Röportaj – Tülay Çakır Çocuk Kütüphanesi

Röportaj – Tülay Çakır Çocuk Kütüphanesi

Düş kurmak güzel değil mi? Birazdan okuyacağın hikayenin kahramanları da bu konuda pek usta biliyor musun? Öyle olmasa hiç akla gelmeyecek bir yolla çocuk kütüphanesi kurabilirler miydi? Neymiş bu yol diyorsan anlatıyorum, hazır mısın? Ankara Batıkent’te yaşayan bir grup arkadaş çocuk kütüphanesi açma hayalinde birleşmiş. Hiç paraları yokmuş bu arkadaşların.
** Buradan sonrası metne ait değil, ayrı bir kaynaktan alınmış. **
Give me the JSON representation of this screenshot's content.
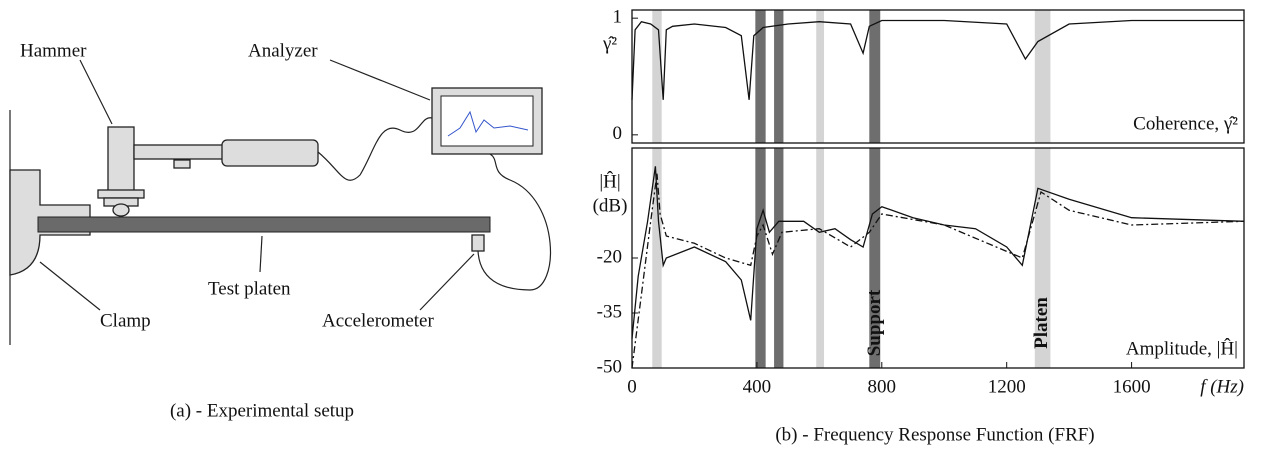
{
  "diagram": {
    "labels": [
      "Hammer",
      "Analyzer",
      "Test platen",
      "Clamp",
      "Accelerometer"
    ],
    "caption": "(a) - Experimental setup"
  },
  "caption": "(b) - Frequency Response Function (FRF)",
  "chart_data": [
    {
      "type": "line",
      "ylabel": [
        "γ̂²"
      ],
      "annotation": "Coherence, γ̂²",
      "xlim": [
        0,
        1960
      ],
      "ylim": [
        -0.07,
        1.07
      ],
      "yticks": [
        0,
        1
      ],
      "bands": [
        {
          "from": 65,
          "to": 95,
          "color": "#d4d4d4"
        },
        {
          "from": 395,
          "to": 428,
          "color": "#6e6e6e"
        },
        {
          "from": 455,
          "to": 485,
          "color": "#6e6e6e"
        },
        {
          "from": 590,
          "to": 615,
          "color": "#d4d4d4"
        },
        {
          "from": 760,
          "to": 795,
          "color": "#6e6e6e"
        },
        {
          "from": 1290,
          "to": 1340,
          "color": "#d4d4d4"
        }
      ],
      "series": [
        {
          "color": "#111",
          "dash": "solid",
          "x": [
            0,
            10,
            30,
            60,
            85,
            100,
            110,
            130,
            200,
            300,
            350,
            375,
            390,
            420,
            500,
            600,
            700,
            740,
            760,
            800,
            1000,
            1200,
            1260,
            1300,
            1400,
            1600,
            1960
          ],
          "values": [
            0.3,
            0.9,
            0.97,
            0.95,
            0.9,
            0.3,
            0.9,
            0.93,
            0.95,
            0.92,
            0.85,
            0.3,
            0.85,
            0.92,
            0.95,
            0.97,
            0.95,
            0.7,
            0.93,
            0.98,
            0.98,
            0.95,
            0.65,
            0.8,
            0.95,
            0.98,
            0.98
          ]
        }
      ]
    },
    {
      "type": "line",
      "ylabel": [
        "|Ĥ|",
        "(dB)"
      ],
      "annotation": "Amplitude, |Ĥ|",
      "xlabel": "f (Hz)",
      "xlim": [
        0,
        1960
      ],
      "ylim": [
        -50,
        10
      ],
      "xticks": [
        0,
        400,
        800,
        1200,
        1600
      ],
      "yticks": [
        -50,
        -35,
        -20
      ],
      "band_labels": [
        {
          "text": "Support",
          "x": 780
        },
        {
          "text": "Platen",
          "x": 1315
        }
      ],
      "bands": [
        {
          "from": 65,
          "to": 95,
          "color": "#d4d4d4"
        },
        {
          "from": 395,
          "to": 428,
          "color": "#6e6e6e"
        },
        {
          "from": 455,
          "to": 485,
          "color": "#6e6e6e"
        },
        {
          "from": 590,
          "to": 615,
          "color": "#d4d4d4"
        },
        {
          "from": 760,
          "to": 795,
          "color": "#6e6e6e"
        },
        {
          "from": 1290,
          "to": 1340,
          "color": "#d4d4d4"
        }
      ],
      "series": [
        {
          "color": "#111",
          "dash": "solid",
          "x": [
            0,
            20,
            50,
            75,
            85,
            100,
            110,
            200,
            300,
            350,
            380,
            400,
            420,
            440,
            470,
            550,
            600,
            650,
            700,
            740,
            770,
            800,
            900,
            1000,
            1100,
            1200,
            1250,
            1300,
            1400,
            1600,
            1960
          ],
          "values": [
            -42,
            -25,
            -10,
            5,
            -10,
            -22,
            -20,
            -17,
            -21,
            -26,
            -37,
            -12,
            -7,
            -13,
            -10,
            -10,
            -13,
            -12,
            -15,
            -17,
            -8,
            -6,
            -9,
            -11,
            -12,
            -17,
            -22,
            -1,
            -4,
            -9,
            -10
          ]
        },
        {
          "color": "#111",
          "dash": "dashdot",
          "x": [
            0,
            30,
            60,
            80,
            90,
            110,
            200,
            300,
            380,
            400,
            420,
            450,
            480,
            600,
            700,
            760,
            800,
            1000,
            1250,
            1310,
            1400,
            1600,
            1960
          ],
          "values": [
            -50,
            -30,
            -10,
            3,
            -8,
            -14,
            -16,
            -20,
            -22,
            -14,
            -11,
            -19,
            -13,
            -12,
            -17,
            -13,
            -8,
            -11,
            -20,
            -2,
            -7,
            -11,
            -10
          ]
        }
      ]
    }
  ]
}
Düşlerini para alarak gerçekleştirmeyi de hiç istemiyorlarmış. Ne yapmalı diye düşünürlerken, içlerinden biri atık gazete toplama fikrini atmış ortaya. Bu fikir grup arasında öyle bir heyecan yaratmış ki birbirlerini nazikçe dinleyen arkadaşlar hep bir ağızdan konuşmaya başlamış. O anda kapının önünden geçen biri içerde kavga olduğunu bile düşünebilirmiş. O günden sonra tek işi atık gazete toplamak olmuş bu arkadaşların ve 2000 yılında kütüphaneyi açmayı başarmışlar. Kütüphaneye Tülay Çakır Çocuk Kütüphanesi adını vermişler. Tülay Çakır, onlarla birlikte bu projeye destek verenlerden biriymiş ama kütüphanenin açılışını göremeden hayatını kaybetmiş. Biliyor musun bu arkadaşların tek istediği neymiş? Tülay Çakır Çocuk Kütüphanesi’nde çocukların içlerindeki sesin peşinden gitmelerini sağlamak. 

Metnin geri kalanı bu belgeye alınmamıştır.